SOALINDONESIA–JAKARTA Menteri Keuangan (Menkeu) Purbaya Yudhi Sadewa menanggapi kekhawatiran sejumlah pihak terkait potensi krisis ekonomi di China. Ia menilai bahwa meskipun ada tanda-tanda perlambatan, perekonomian Negeri Tirai Bambu masih memiliki fundamental kuat dan instrumen kebijakan yang efektif untuk menjaga stabilitas serta mendorong pertumbuhan.
“Saya termasuk yang nggak percaya kalau China jatuh dalam waktu dekat. Bahkan kemarin saat gonjang-ganjing, mereka injek uang ke perekonomian ratusan miliar dolar, jadi keliatannya mereka masih akan bagus,” ujar Purbaya dalam Rapat Kerja dengan Komite IV Dewan Perwakilan Daerah (DPD) di Jakarta, Selasa (4/11/2025).
China Dinilai Pandai Mengelola Krisis
Menurut Purbaya, sistem ekonomi China yang dikendalikan oleh pemerintah—terutama dalam pengelolaan devisa dan suku bunga—memberi fleksibilitas tinggi bagi mereka untuk memberikan stimulus fiskal maupun moneter saat dibutuhkan.

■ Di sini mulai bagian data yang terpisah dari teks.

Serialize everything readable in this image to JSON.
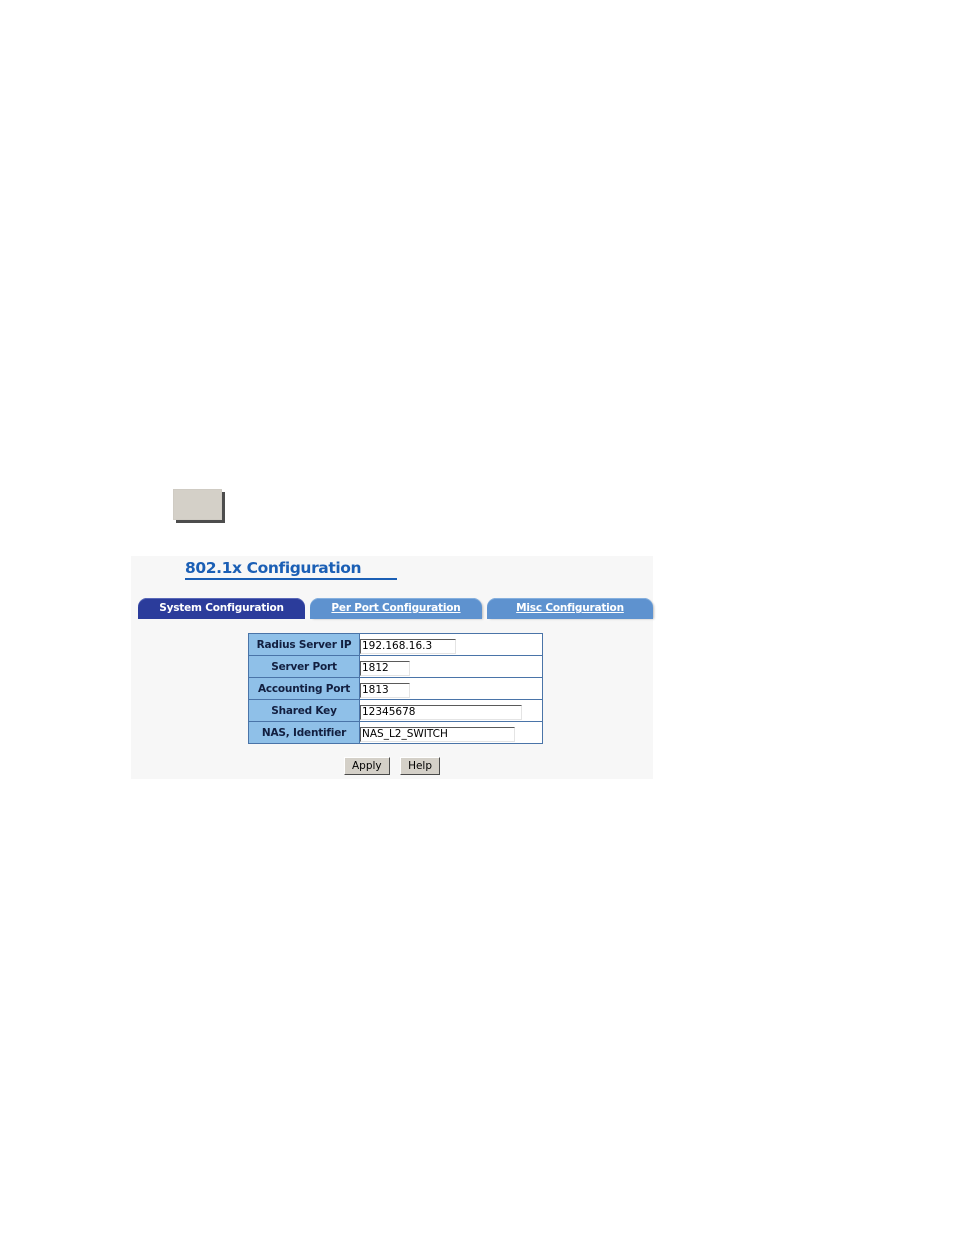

“China itu dikhawatirkan akan hancur, tapi mereka negara komunis, devisa di tangan mereka, bunga juga di tangan pemerintah. Jadi gampang saja kalau mau kasih stimulus ke perekonomian, dan selama ini indikasinya jelas mereka cukup pandai,” ujarnya menegaskan.
Purbaya menyebut langkah pemerintah China yang menyuntikkan dana besar ke sektor riil sebagai bukti kecerdasan dalam menjaga kestabilan perekonomian nasional di tengah tekanan eksternal. Ia menilai kebijakan tersebut mampu menahan potensi perlambatan yang lebih parah dan menjaga daya beli masyarakat.
Pertumbuhan Ekonomi Dunia Masih Positif
Selain membahas China, Menkeu Purbaya juga memberikan pandangan optimistis terhadap kondisi ekonomi global. Ia menyebut bahwa situasi perekonomian dunia pada 2025 tidak seburuk yang banyak dikhawatirkan.
“Ini global ternyata nggak sejelek yang diperkirakan banyak orang. World Bank prediksinya 2025 masih tumbuh 2,3 persen, tahun depan akan lebih baik 2,4 persen, dan keliatannya likuiditas di pasar global juga lebih longgar,” jelasnya.
Optimisme ini, kata Purbaya, didorong oleh mulai pulihnya kepercayaan pasar, perbaikan rantai pasok global, serta potensi penurunan suku bunga di beberapa negara besar. Hal ini diharapkan dapat mendorong arus investasi dan konsumsi dunia ke arah yang lebih stabil.
Likuiditas Global Menguat, AS Masih Punya Ruang Kebijakan
Lebih lanjut, Purbaya menyoroti bahwa likuiditas di pasar global kini cenderung lebih longgar dibanding tahun-tahun sebelumnya. Kondisi ini membuka peluang bagi sejumlah negara, termasuk Amerika Serikat (AS), untuk melakukan pelonggaran kebijakan moneter.
“Kalau saya lihat, di AS sendiri pada waktu katanya mau hancur-hancur, bunganya tinggi di sana, tapi ruang bagi mereka untuk mendorong perekonomian masih terbuka lebar. Tinggal mereka turunkan bunga, ekonominya pasti rebound,” ungkapnya.
Menurutnya, ekonomi AS masih memiliki potensi pertumbuhan di kisaran 2–3 persen. Jika tumbuh di atas angka tersebut, ekonomi justru bisa mengalami “overheating” atau kepanasan, sehingga ruang untuk mengatur laju pertumbuhan masih cukup luas.
“Jadi kalau mereka bukan tumbuh 6 persen tapi 2–3 persen saja, itu sudah bagus. Di atas itu malah kepanasan. Jadi menurut saya, ruang kebijakan mereka masih besar,” tambahnya.
Indonesia Tetap Waspada, Namun Optimis
Meskipun optimistis terhadap kondisi global, Purbaya menegaskan bahwa Indonesia tetap harus berhati-hati dalam menghadapi dinamika ekonomi dunia, termasuk perlambatan di China maupun kebijakan suku bunga di AS. Namun ia meyakini, dengan kebijakan fiskal dan moneter yang solid, Indonesia akan tetap mampu menjaga pertumbuhan ekonomi di atas 5 persen.
“Selama kebijakan kita konsisten dan disiplin menjaga keseimbangan fiskal, Indonesia bisa tetap aman. Kita punya cadangan devisa kuat dan fundamental ekonomi yang sehat,” tutupnya.